Ты знаешь, почему мы все кинулись в эту головокружительную авантюру? Штурмом брать тюрьму капитанов Святой Марии? Надоело только читать о рыцарях и их великой любви в рыцарских романах! Ты был посланцем от всех нас, нашею гордостью и нашею верой. Через тебя, помогая тебе, мы и сами становились людьми! Мы дерзали! Мы делались рыцарями прежних времен! Яндра делла Скала была для всех нас недостижимою прекрасной дамой, которую надобно освободить из замка злого волшебника. И потом… Когда ты ушел на море… Ты знаешь, мы боялись, что ты ее бросишь! Ты бы тогда разрушил, раздавил нашу общую мечту!
Очень жаль, что у вас с нею не народилось детей. Хотя, может… Может, и это понятно! Прекрасная дама и дети, писающие в ночной горшок, кухня… Все это несочетаемо друг с другом. Я даже не хотел бы узреть ее сейчас! Годы идут, а прекрасная дама обязана оставаться вечно юной и никогда не стареть…
Ладно, Бальтазар!

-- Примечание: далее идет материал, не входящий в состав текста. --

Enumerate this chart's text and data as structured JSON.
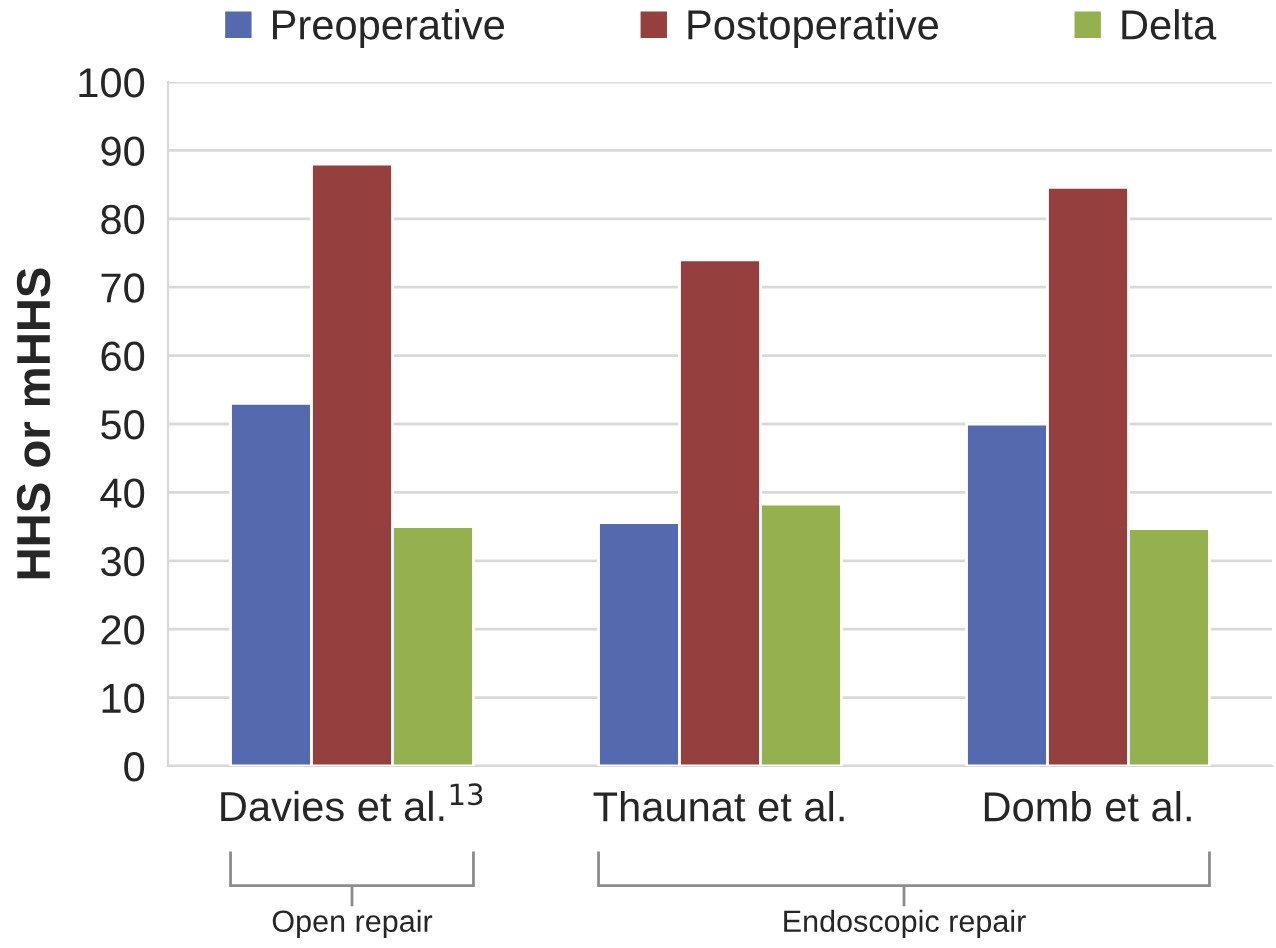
{
  "chart_data": {
    "type": "bar",
    "ylabel": "HHS or mHHS",
    "categories": [
      "Davies et al.$^{13}$",
      "Thaunat et al.",
      "Domb et al."
    ],
    "series": [
      {
        "name": "Preoperative",
        "color": "#5469ae",
        "values": [
          53,
          35.6,
          50
        ]
      },
      {
        "name": "Postoperative",
        "color": "#953f3f",
        "values": [
          88,
          74,
          84.6
        ]
      },
      {
        "name": "Delta",
        "color": "#95b04f",
        "values": [
          35,
          38.3,
          34.7
        ]
      }
    ],
    "ylim": [
      0,
      100
    ],
    "yticks": [
      0,
      10,
      20,
      30,
      40,
      50,
      60,
      70,
      80,
      90,
      100
    ],
    "grid": "y",
    "legend": "top",
    "annotations": [
      "Open repair",
      "Endoscopic repair"
    ]
  }
}
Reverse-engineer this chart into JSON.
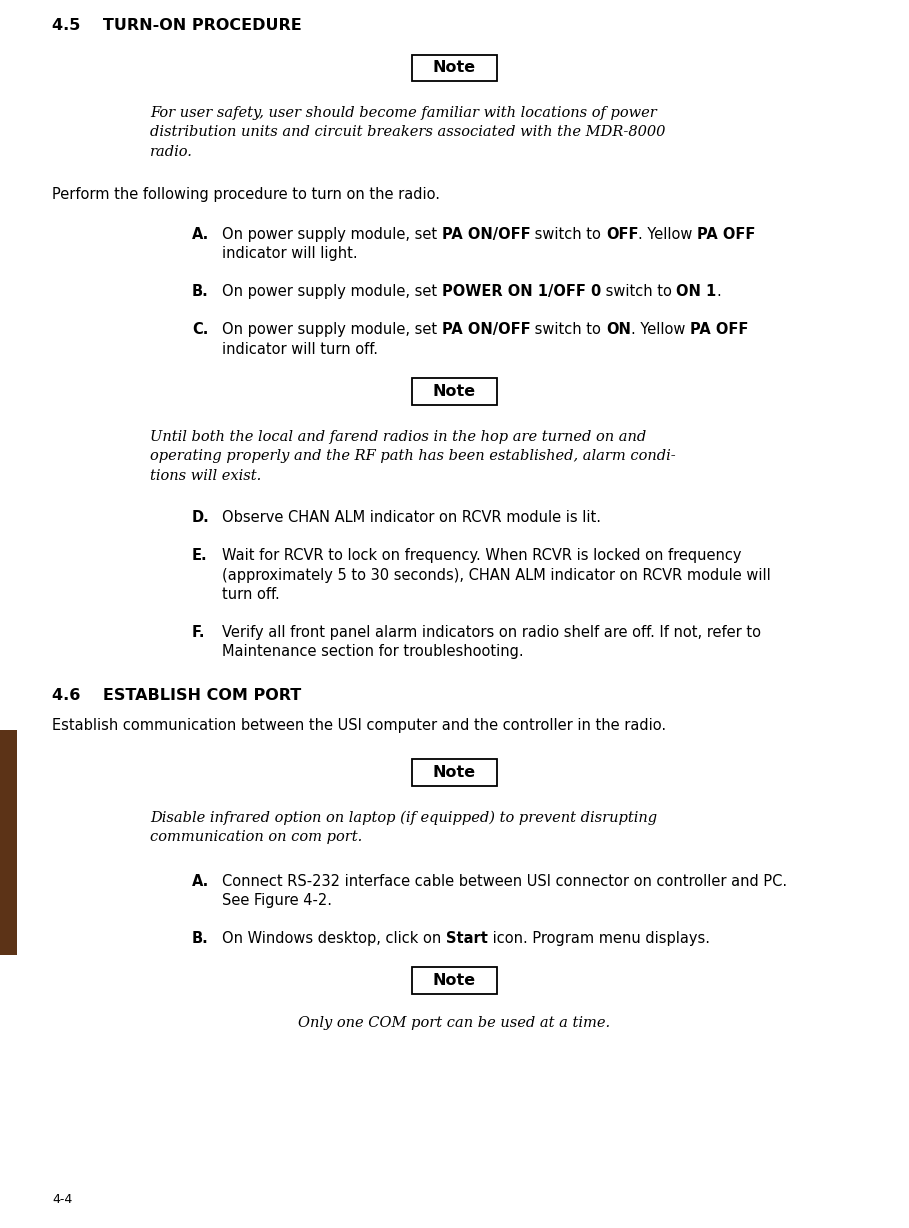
{
  "page_width": 9.09,
  "page_height": 12.28,
  "dpi": 100,
  "bg_color": "#ffffff",
  "sidebar_color": "#5C3317",
  "page_num": "4-4",
  "sec1_header": "4.5    TURN-ON PROCEDURE",
  "sec2_header": "4.6    ESTABLISH COM PORT",
  "note_word": "Note",
  "note1_lines": [
    "For user safety, user should become familiar with locations of power",
    "distribution units and circuit breakers associated with the MDR-8000",
    "radio."
  ],
  "intro": "Perform the following procedure to turn on the radio.",
  "stepA_label": "A.",
  "stepA_line1": [
    [
      "On power supply module, set ",
      false
    ],
    [
      "PA ON/OFF",
      true
    ],
    [
      " switch to ",
      false
    ],
    [
      "OFF",
      true
    ],
    [
      ". Yellow ",
      false
    ],
    [
      "PA OFF",
      true
    ]
  ],
  "stepA_line2": "indicator will light.",
  "stepB_label": "B.",
  "stepB_line1": [
    [
      "On power supply module, set ",
      false
    ],
    [
      "POWER ON 1/OFF 0",
      true
    ],
    [
      " switch to ",
      false
    ],
    [
      "ON 1",
      true
    ],
    [
      ".",
      false
    ]
  ],
  "stepC_label": "C.",
  "stepC_line1": [
    [
      "On power supply module, set ",
      false
    ],
    [
      "PA ON/OFF",
      true
    ],
    [
      " switch to ",
      false
    ],
    [
      "ON",
      true
    ],
    [
      ". Yellow ",
      false
    ],
    [
      "PA OFF",
      true
    ]
  ],
  "stepC_line2": "indicator will turn off.",
  "note2_lines": [
    "Until both the local and farend radios in the hop are turned on and",
    "operating properly and the RF path has been established, alarm condi-",
    "tions will exist."
  ],
  "stepD_label": "D.",
  "stepD_text": "Observe CHAN ALM indicator on RCVR module is lit.",
  "stepE_label": "E.",
  "stepE_lines": [
    "Wait for RCVR to lock on frequency. When RCVR is locked on frequency",
    "(approximately 5 to 30 seconds), CHAN ALM indicator on RCVR module will",
    "turn off."
  ],
  "stepF_label": "F.",
  "stepF_lines": [
    "Verify all front panel alarm indicators on radio shelf are off. If not, refer to",
    "Maintenance section for troubleshooting."
  ],
  "sec2_intro": "Establish communication between the USI computer and the controller in the radio.",
  "note3_lines": [
    "Disable infrared option on laptop (if equipped) to prevent disrupting",
    "communication on com port."
  ],
  "stepA2_label": "A.",
  "stepA2_lines": [
    "Connect RS-232 interface cable between USI connector on controller and PC.",
    "See Figure 4‑2."
  ],
  "stepB2_label": "B.",
  "stepB2_line1": [
    [
      "On Windows desktop, click on ",
      false
    ],
    [
      "Start",
      true
    ],
    [
      " icon. Program menu displays.",
      false
    ]
  ],
  "note4_text": "Only one COM port can be used at a time."
}
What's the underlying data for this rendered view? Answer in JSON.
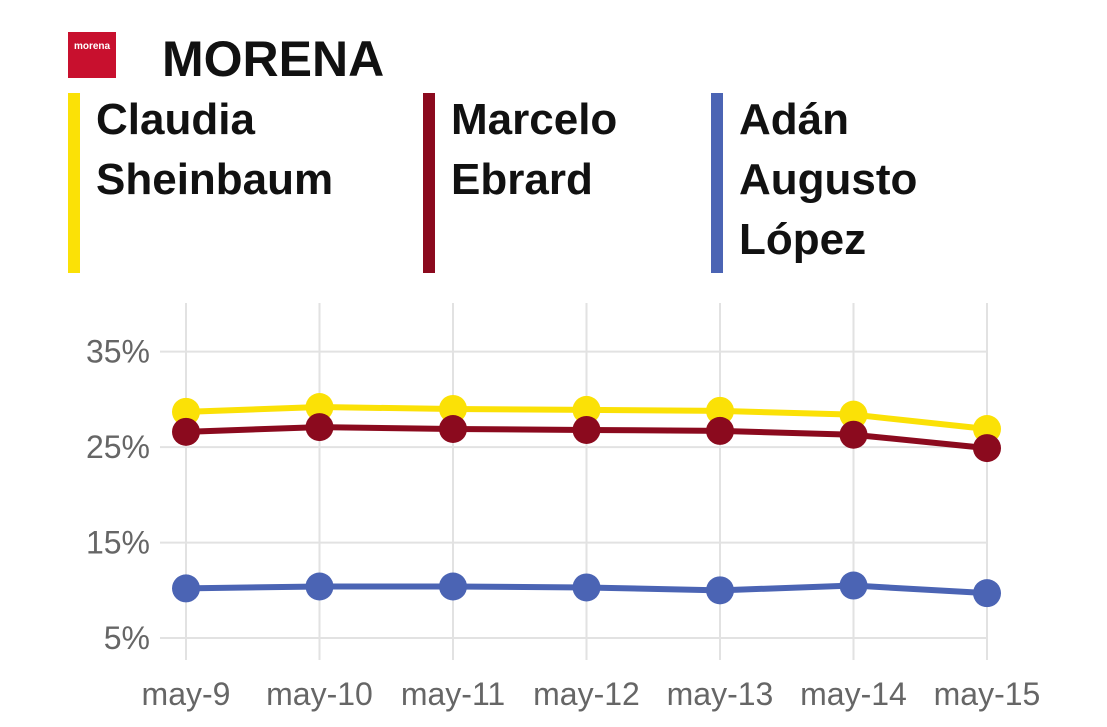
{
  "logo_text": "morena",
  "chart_data": {
    "type": "line",
    "title": "MORENA",
    "categories": [
      "may-9",
      "may-10",
      "may-11",
      "may-12",
      "may-13",
      "may-14",
      "may-15"
    ],
    "series": [
      {
        "name": "Claudia Sheinbaum",
        "color": "#fbe106",
        "values": [
          28.7,
          29.2,
          29.0,
          28.9,
          28.8,
          28.4,
          26.9
        ]
      },
      {
        "name": "Marcelo Ebrard",
        "color": "#8b0a1e",
        "values": [
          26.6,
          27.1,
          26.9,
          26.8,
          26.7,
          26.3,
          24.9
        ]
      },
      {
        "name": "Adán Augusto López",
        "color": "#4b64b4",
        "values": [
          10.2,
          10.4,
          10.4,
          10.3,
          10.0,
          10.5,
          9.7
        ]
      }
    ],
    "ylim": [
      2.7,
      40.1
    ],
    "yticks": [
      {
        "value": 5,
        "label": "5%"
      },
      {
        "value": 15,
        "label": "15%"
      },
      {
        "value": 25,
        "label": "25%"
      },
      {
        "value": 35,
        "label": "35%"
      }
    ],
    "grid": true
  }
}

Забудем о горестях и ударим по струнам! Ты хочешь сонетов Петрарки? Пусть будет так! Пусть плачет за нас великий флорентиец, написавший бессмертные слова: «Там, под туманными и короткими днями, где рождается племя, которому не больно умирать!»
…И если кто проходил в этот ночной час по улице, мимо окон кардинальского дворца, то невольно замедлял шаги и останавливался, слушая серебряные переборы лютни и высокий голос певца, льющийся из отверстых окон, чаруя и замирая. И долго стоял, когда уже последние звуки, дозвенев, замирали в отдалении, и тогда лишь трогался дальше, невольно сдерживая шаг и поминутно оглядываясь назад, на освещенные окна.
Вечер истаивал. Был тот жестокий час, когда на всех наступает усталость. Пополески спал, сидя в кресле. Засыпал, клевал носом, и Аретино. И Косса мигнул служанке, тихонько, не привлекая внимания, отвести молодого ученого в его комнату, а всем другим также приготовить постели. Обезволившие друзья расходились (точнее – «разводились») один за другим.
Ринери Гуинджи стоял у окна и оборотил к Бальтазару ищущий взгляд:
– Ты знаешь, у меня весь вечер было сложное чувство: я присматривался к ним и не узнавал прежних друзей! Мы все слишком изменились! И собери нас вторично – нам не о чем станет говорить!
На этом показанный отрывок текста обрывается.